I don’t think that’ll happen, but certainly sequencers are getting better at generating higher and higher quality data, and generating longer read snippets. As that continues, some problems will become easier to handle. To summarise, I think the technology will make things both harder for us by giving us more prior information and input data that we can take advantage of, but also make it easier by making the computational problem we’re solving less ambiguous through fewer mistakes.

I seriously doubt these problems will be solved in five years. Over a longer term… it depends on trends that are too hard to perceive, particularly on the biological side. There are also computational trends that could interact with this, ie the prevalence of non-volatile RAM could make it possible for people to build much larger index data structures. Some of the problems with the computational blow-up that happens when we have to deal with many reference genomes instead of just one could be alleviated by that. So it’s pretty hard to predict. I think it’ll depend a lot on where biotech and computing trends go in the future.

 

FLG: What Is Your Lab Working on Now?

BL: We’re dedicated to solving whatever computational problems are immediately downstream of the sequencer. Read alignment is the dominant one since we have so many good, high quality reference genomes, and because it’s much easier to align to reference genomes than to assemble the genome from scratch. So we’ll keep working on that part of the processing pipeline for sequencing data.

We’re also very interested in trying to make public sequencing data easier to use, as there’s a lot of data from completed sequencing studies which is available in public archives in the US, UK, and Japan among others. All these datasets contain sequencing data which is potentially very valuable to researchers who might not be able to obtain the same biospecimens, or have no access to sequencers, or lack the skillset in the lab to generate that data. So there’s a lot of valuable data, but right now it’s not very useable.
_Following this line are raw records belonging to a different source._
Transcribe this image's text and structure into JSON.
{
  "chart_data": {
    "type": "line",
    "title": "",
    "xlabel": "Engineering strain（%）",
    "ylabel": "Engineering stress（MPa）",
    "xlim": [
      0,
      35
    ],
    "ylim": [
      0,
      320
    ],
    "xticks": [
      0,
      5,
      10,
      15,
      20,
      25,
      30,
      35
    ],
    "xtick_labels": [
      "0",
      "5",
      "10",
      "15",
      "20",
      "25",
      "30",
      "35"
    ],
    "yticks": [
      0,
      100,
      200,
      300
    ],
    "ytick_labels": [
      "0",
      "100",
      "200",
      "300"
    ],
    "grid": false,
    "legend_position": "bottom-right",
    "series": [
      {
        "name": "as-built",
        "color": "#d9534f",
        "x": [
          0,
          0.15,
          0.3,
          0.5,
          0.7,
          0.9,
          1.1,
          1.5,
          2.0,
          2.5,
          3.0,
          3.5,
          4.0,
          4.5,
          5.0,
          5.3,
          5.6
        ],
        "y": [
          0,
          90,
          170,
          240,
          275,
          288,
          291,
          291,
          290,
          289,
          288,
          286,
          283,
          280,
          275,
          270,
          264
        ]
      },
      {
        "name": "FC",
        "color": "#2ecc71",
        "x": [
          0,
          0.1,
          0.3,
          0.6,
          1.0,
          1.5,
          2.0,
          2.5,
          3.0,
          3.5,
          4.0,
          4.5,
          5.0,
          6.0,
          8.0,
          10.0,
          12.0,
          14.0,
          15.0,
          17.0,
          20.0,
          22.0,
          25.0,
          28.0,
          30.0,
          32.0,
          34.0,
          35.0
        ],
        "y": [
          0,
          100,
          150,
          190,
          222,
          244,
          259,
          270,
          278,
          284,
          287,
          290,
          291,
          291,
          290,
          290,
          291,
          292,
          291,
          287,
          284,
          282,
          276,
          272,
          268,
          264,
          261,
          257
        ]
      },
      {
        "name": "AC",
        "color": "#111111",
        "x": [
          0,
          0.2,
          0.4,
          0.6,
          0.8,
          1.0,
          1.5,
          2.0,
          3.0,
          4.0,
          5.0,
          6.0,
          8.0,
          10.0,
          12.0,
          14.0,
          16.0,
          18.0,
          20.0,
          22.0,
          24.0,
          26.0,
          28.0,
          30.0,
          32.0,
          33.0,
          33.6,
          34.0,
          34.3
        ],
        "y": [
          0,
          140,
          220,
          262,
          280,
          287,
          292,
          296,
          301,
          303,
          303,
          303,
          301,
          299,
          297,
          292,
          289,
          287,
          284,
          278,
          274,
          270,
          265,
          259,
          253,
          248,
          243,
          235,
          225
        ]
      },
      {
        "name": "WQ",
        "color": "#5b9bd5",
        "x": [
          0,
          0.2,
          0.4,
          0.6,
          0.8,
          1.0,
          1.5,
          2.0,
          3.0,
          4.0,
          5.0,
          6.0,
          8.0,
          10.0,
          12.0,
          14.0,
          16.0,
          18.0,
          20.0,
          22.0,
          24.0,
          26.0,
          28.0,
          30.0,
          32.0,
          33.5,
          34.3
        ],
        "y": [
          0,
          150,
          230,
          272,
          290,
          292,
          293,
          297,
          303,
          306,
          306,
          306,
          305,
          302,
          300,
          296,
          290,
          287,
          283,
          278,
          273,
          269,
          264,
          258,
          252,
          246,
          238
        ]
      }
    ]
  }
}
Another major thread in the lab is trying to build the sort of software systems and resources where we can take public data and then analyse it, summarise it, and make those summaries queryable so people can more easily use public datasets.

So we’re interested in both what we do immediately with sequencing data straight from the sequencer, and how we can make archived sequencing data easier for everyone to use.

For data scientists looking to understand the importance of their work in the context of life sciences, Dr Langmead runs a class on algorithms for DNA sequencing on the Coursera platform. His lab also freely distributes teaching materials, including lecture videos, screencasts and programming notebooks.